DataSheet1_An artificial self-assembling peptide with carboxylesterase activity and substrate specificity restricted to short-chain acid p-nitrophenyl esters.docx

Natural enzymes possess remarkable catalytic activity and high substrate specificity. Many efforts have been dedicated to construct artificial enzymes with high catalytic activity. However, how to mimic the exquisite substrate specificity of a natural enzyme remains challenging because of the complexity of the enzyme structure. Here, we report artificial carboxylesterases that are specific for short chain fatty acids and were constructed via peptide self-assembly. These artificial systems have esterase-like activity rather than lipase-like activity towards p-nitrophenyl esters. The designer peptides self-assembled into nanofibers with strong β-sheet character. The extending histidine units and the hydrophobic edge of the fibrillar structure collectively form the active center of the artificial esterase. These artificial esterases show substrate specificity for short-chain acids esters. Moreover, 1-isopropoxy-4-nitrobenzene could function as a competitive inhibitor of hydrolysis of p-nitrophenyl acetate for an artificial esterase.

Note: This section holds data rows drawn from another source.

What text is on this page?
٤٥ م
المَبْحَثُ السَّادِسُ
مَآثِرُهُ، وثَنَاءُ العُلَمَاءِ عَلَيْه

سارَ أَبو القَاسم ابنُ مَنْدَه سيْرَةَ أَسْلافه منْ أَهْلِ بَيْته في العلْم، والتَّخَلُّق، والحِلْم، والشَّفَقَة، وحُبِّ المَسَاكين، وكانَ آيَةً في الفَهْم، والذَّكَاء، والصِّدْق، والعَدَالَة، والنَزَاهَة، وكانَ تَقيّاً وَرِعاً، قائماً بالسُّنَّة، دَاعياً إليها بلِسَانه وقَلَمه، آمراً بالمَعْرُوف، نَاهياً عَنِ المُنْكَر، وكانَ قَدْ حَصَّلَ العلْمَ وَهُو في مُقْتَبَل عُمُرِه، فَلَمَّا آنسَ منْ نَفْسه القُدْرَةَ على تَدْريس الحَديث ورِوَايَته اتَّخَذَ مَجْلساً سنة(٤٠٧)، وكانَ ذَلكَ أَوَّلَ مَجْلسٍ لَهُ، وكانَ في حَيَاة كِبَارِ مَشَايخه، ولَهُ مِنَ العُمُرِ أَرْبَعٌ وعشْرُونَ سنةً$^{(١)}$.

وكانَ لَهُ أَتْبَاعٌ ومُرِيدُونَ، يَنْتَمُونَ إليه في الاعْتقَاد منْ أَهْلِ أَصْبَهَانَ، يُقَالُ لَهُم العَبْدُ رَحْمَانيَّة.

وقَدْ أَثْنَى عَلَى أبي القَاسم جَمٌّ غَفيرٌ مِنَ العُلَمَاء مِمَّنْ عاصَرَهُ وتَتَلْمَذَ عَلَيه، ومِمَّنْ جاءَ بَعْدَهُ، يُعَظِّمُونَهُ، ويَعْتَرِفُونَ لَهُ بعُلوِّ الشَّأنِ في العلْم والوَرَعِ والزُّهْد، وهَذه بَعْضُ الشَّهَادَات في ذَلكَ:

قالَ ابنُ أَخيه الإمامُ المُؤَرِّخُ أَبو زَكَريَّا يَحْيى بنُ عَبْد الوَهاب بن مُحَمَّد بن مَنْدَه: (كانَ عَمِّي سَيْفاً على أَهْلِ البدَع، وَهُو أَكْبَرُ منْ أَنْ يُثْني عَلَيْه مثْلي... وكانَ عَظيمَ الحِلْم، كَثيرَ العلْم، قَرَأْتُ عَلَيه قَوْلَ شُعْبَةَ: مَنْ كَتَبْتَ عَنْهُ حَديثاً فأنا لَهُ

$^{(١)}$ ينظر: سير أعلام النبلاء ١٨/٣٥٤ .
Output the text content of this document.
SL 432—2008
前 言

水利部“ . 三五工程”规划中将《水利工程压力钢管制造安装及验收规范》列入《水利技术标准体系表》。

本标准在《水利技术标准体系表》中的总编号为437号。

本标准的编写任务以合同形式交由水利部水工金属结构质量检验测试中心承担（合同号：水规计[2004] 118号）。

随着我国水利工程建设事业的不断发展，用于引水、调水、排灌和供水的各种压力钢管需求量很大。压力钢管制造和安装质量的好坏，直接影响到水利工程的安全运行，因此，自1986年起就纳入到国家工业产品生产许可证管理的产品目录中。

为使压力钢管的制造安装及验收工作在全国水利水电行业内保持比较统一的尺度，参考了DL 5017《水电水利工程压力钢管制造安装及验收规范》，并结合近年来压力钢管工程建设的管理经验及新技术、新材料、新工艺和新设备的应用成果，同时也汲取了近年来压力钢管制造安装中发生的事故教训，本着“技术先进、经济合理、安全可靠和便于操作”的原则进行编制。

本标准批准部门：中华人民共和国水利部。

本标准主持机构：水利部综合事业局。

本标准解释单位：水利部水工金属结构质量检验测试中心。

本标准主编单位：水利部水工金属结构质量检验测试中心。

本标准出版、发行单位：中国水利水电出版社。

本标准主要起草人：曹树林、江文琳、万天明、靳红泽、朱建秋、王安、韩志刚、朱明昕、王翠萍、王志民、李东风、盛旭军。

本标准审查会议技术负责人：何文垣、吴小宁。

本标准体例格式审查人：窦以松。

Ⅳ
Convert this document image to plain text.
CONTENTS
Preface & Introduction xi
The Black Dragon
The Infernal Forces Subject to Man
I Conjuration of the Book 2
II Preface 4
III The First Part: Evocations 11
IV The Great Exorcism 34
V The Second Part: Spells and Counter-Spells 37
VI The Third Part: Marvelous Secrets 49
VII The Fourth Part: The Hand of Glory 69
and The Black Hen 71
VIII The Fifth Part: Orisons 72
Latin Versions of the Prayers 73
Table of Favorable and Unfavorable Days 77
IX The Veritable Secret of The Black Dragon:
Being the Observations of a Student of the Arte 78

天然酶展现出卓越的催化活性和高底物特异性。众多研究致力于构建具有高催化活性的人工酶。然而，由于酶结构的复杂性，如何模拟天然酶的精细底物特异性依然是一项挑战。在本研究中，我们报道了一种针对短链脂肪酸的人工羧酸酯酶，该酶通过肽自组装构建而成。这些人工系统对对硝基苯甲酸酯表现出酯酶类而非脂肪酶类的活性。设计肽自组装成具有强烈β-折叠特性的纳米纤维。延伸的组氨酸单元和纤维状结构的疏水边缘共同构成了人工酯酶的活性中心。这些人工酯酶对短链酸酯表现出底物特异性。此外，1-异丙氧基-4-硝基苯可作为人工酯酶水解对硝基苯甲酸乙酯的竞争性抑制剂。